Thursday, November 4, 2010

Bitter Ravings of a Mad Woman

Today is one of those days. The world falls apart, because I am too tired to hold it on my shoulders any longer.

Even Atlas wanted a break.

For the second morning in a row, the Mad Toddler has asked for seconds at breakfast, only to announce as soon as I pour the milk over his cereal that he is all done. A total waste of food.

I went into the Young Adult's room to check on his progress in straightening up ("straightening up" is a lesser form of "cleaning", implying less work and less stress). He really hadn't done much, but it was hard to tell since his small room was littered in teen debris. What brought me to tears was his bed. It looked like a four-year-old made it. He is about to turn 13, and has had many lesson on how to make his bed, and many, many check's by me, his mom. But if I do not stand over him, he puts about the same effort into it as the Cowboy's did on their last game - almost none.

I know - why let a bed upset me?

It is part of the seamy underside of homeschooling. Everything your children do reflects you - because there is not anyone else. If they can't make their bed, it isn't because they had to run catch the bus or because they were almost late to football practice. What if they totally fail their history test? Sure, maybe they didn't study hard enough, but then it occurs to you that perhaps you never taught them HOW to study. Or why the $100 practice shoes are bunched up in the closet again - because you obviously did not make things clear enough. There really is not an excuse. So, you must be the cause, right?

I am tired of being the police in my family. I know many moms are, but there is no escape for me, nor is there anyone else to help out. You would think that if you talked to someone about a schedule, they would remember and "get it". Only you come to realize that they never will.

If I want my kids' rooms to be clean, then I have to stand over them and bark orders. No one else will police them, no one else will even poke their heads in the room to see if they cleaned when they said they did. Just me. So I get to be the bad guy every single time.(Like this past weekend, when I was working Saturday morning. I came home and asked if the boys cleaned their room. They all said yes. Did they? No. How do I know - I ACTUALLY WENT AND CHECKED. So I got to be the bad guy that grounded the boys from video games and yelled at "fun dad". Great.)

I am the one who teaches, assigns homework, grades homework, corrects and guides schoolwork, teaches manners (like table manners), oversees housework, oversees someone else overseeing housework, teaches faith and theology, practices soccer or baseball, does the laundry (oh wait - everyone helps when they are made to!), makes sure our schedule is set and on-track for the week, and I still find time to exercise and pray and try to write.

I am not bragging.

It is killing me.

Even if I get a "day off", I know that means being willing to do the laundry when I get home or clean the mess in the playroom the next morning, or put away the box of skates and kneepads that I did not get out, but which litter my entryway. Either way, I pay.

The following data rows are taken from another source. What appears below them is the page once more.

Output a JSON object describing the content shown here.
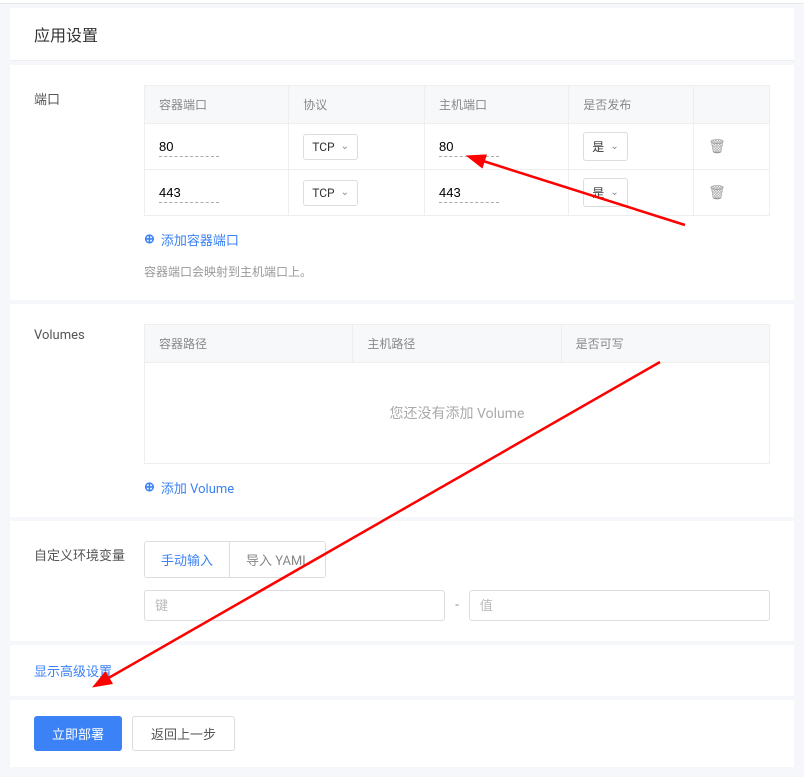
{
  "section_title": "应用设置",
  "ports": {
    "label": "端口",
    "headers": {
      "container": "容器端口",
      "protocol": "协议",
      "host": "主机端口",
      "publish": "是否发布"
    },
    "rows": [
      {
        "container_port": "80",
        "protocol": "TCP",
        "host_port": "80",
        "publish": "是"
      },
      {
        "container_port": "443",
        "protocol": "TCP",
        "host_port": "443",
        "publish": "是"
      }
    ],
    "add_label": "添加容器端口",
    "hint": "容器端口会映射到主机端口上。"
  },
  "volumes": {
    "label": "Volumes",
    "headers": {
      "container": "容器路径",
      "host": "主机路径",
      "writable": "是否可写"
    },
    "empty_text": "您还没有添加 Volume",
    "add_label": "添加 Volume"
  },
  "env": {
    "label": "自定义环境变量",
    "tabs": {
      "manual": "手动输入",
      "yaml": "导入 YAML"
    },
    "key_placeholder": "键",
    "value_placeholder": "值"
  },
  "advanced_label": "显示高级设置",
  "footer": {
    "deploy": "立即部署",
    "back": "返回上一步"
  }
}
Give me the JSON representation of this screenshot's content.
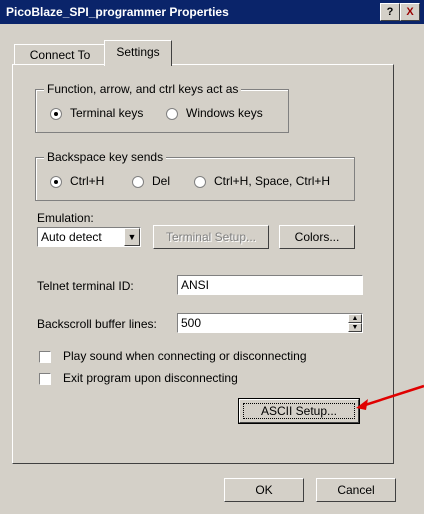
{
  "window": {
    "title": "PicoBlaze_SPI_programmer Properties",
    "help_button": "?",
    "close_button": "X"
  },
  "tabs": [
    {
      "label": "Connect To"
    },
    {
      "label": "Settings"
    }
  ],
  "function_keys": {
    "legend": "Function, arrow, and ctrl keys act as",
    "options": [
      {
        "label": "Terminal keys",
        "selected": true
      },
      {
        "label": "Windows keys",
        "selected": false
      }
    ]
  },
  "backspace": {
    "legend": "Backspace key sends",
    "options": [
      {
        "label": "Ctrl+H",
        "selected": true
      },
      {
        "label": "Del",
        "selected": false
      },
      {
        "label": "Ctrl+H, Space, Ctrl+H",
        "selected": false
      }
    ]
  },
  "emulation": {
    "label": "Emulation:",
    "value": "Auto detect",
    "terminal_setup": "Terminal Setup...",
    "colors": "Colors..."
  },
  "telnet": {
    "label": "Telnet terminal ID:",
    "value": "ANSI"
  },
  "backscroll": {
    "label": "Backscroll buffer lines:",
    "value": "500"
  },
  "checkboxes": [
    {
      "label": "Play sound when connecting or disconnecting",
      "checked": false
    },
    {
      "label": "Exit program upon disconnecting",
      "checked": false
    }
  ],
  "ascii_setup": "ASCII Setup...",
  "footer": {
    "ok": "OK",
    "cancel": "Cancel"
  },
  "colors": {
    "titlebar": "#0a246a",
    "face": "#d4d0c8",
    "annotation_arrow": "#e00000"
  }
}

I am the boss of the family, hated and feared like many bosses. Closed out of the fun of the rest of the bunch. And all without the higher pay scale or benefits or anything.

I am hoping I get a pink slip. The economy being bad and all, surely management will be the first to go.

I did the whole working-mom thing, and it was hard. Especially since I still was the only one who cleaned (or who made others clean), did all the laundry, the shopping and so on. Even during my busy season, when I worked 90 hours a week. The difference there is that I actually got to spend some hours of every day with people who paid attention to me, who liked me, who listened to my ideas and thought they were good, who wanted to spend time with me. And I got paid for it - not much. Not nearly enough, but more than any form of payment I get out of my current job.
Today is a day I completely regret letting another job pass me by this summer. It seemed like the right call at the time.

But now.....

If I had the money, I would be on a plane to somewhere. Alone.

Dream big!

1 comment:

Patty said...

You'll enjoy that break from ORHCARD. My kiddos complained a few times about not being able to go, I ignored, they got over it. I've recently added more things to my chopping block. It is good to recognize these "stressors" and be rid of them...at least for awhile.